Drees, M. J., & Mack, M. G. (2012). An examination of mental toughness over the course of a competitive season. Journal of Sport Behavior, 35(4), 377-386.

If I wanted to see if I have access to this article via SMSU, I would go to the Library homepage, click on the eJournals tab, and type Journal of Sport Behavior (the title of the journal) into the search box.   This is what my results would look like:

Journal of sport behavior (0162-7341)

From there, I can see that SPORTDiscus has the full-text available beginning in 1990 to the present. I can also see additional databases that have this journal title available full-text since 1993 and 1994 until the present. Since my article was written in 2012, it should be full-text in either of databases. The Journals List provides a hyperlink straight to 1) the article, 2) the journal or 3) the database. From there, you'll see a Search Within This Publication option. You could use that to search by the article title, or you could use the dates on the right and find Volume 35, Issue 4, in 2012, and look through the articles for that issue. 

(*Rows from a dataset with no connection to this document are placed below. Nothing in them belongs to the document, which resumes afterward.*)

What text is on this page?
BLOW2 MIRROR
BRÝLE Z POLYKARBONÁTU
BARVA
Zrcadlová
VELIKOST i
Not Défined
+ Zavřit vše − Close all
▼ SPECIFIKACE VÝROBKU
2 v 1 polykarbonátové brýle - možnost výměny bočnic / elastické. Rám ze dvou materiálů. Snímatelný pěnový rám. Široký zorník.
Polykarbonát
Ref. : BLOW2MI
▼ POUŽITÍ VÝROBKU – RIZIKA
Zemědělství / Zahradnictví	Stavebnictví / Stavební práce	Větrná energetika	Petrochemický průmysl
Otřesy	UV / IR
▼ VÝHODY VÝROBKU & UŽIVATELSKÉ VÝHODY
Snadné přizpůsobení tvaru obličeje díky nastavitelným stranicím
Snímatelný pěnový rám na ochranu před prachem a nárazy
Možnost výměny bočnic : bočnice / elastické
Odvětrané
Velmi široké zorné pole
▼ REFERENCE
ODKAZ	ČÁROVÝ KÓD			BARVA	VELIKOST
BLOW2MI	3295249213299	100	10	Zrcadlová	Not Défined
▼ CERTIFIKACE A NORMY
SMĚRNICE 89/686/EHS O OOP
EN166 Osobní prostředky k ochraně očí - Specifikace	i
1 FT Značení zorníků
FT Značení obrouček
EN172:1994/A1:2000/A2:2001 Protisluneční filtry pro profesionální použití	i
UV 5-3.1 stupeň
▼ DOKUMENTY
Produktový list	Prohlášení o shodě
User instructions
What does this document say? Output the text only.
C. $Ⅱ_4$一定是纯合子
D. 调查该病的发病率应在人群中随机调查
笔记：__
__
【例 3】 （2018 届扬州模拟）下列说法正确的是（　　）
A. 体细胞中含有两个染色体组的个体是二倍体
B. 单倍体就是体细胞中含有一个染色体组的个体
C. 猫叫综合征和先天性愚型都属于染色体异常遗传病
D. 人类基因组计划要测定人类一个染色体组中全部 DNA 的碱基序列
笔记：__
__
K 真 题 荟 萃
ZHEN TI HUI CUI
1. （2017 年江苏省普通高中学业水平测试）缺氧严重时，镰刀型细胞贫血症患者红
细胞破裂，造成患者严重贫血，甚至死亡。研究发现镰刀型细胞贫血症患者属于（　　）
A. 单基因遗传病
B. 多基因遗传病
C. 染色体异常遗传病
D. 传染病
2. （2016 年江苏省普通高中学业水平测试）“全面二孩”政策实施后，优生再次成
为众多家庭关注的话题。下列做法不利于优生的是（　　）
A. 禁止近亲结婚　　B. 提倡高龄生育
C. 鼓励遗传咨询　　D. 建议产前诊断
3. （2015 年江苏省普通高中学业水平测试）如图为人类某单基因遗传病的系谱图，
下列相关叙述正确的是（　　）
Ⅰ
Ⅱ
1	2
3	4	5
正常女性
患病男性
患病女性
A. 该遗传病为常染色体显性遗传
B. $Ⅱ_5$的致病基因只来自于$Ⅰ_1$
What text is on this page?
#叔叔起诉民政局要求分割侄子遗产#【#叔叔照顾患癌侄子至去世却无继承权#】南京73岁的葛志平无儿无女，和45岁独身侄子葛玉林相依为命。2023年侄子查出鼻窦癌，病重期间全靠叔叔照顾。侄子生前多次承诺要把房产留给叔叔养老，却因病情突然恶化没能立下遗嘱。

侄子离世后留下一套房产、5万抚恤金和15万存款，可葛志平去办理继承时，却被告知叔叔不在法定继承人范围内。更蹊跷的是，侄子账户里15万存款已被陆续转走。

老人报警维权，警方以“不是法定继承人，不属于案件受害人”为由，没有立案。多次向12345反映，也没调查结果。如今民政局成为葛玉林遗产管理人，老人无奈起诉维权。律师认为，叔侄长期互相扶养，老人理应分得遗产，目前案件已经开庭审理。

In this example, I do have a unique article title, so I could also have success using the OneSearch box on the library homepage.  In that case, I'd type in examination mental toughness course competitive season and be able to find the title relatively quickly, either through the default search option or by Articles & More - by Title, However, if the title I'd been looking for was something more generic like "Should College Athletes be Paid" I may have to sift through more through more articles to find my specific citation (Cooper, K. J. (2011). Should college athletes be paid to play? Diverse: Issues In Higher Education28(10), 12-13.) if I do a search in OneSearch.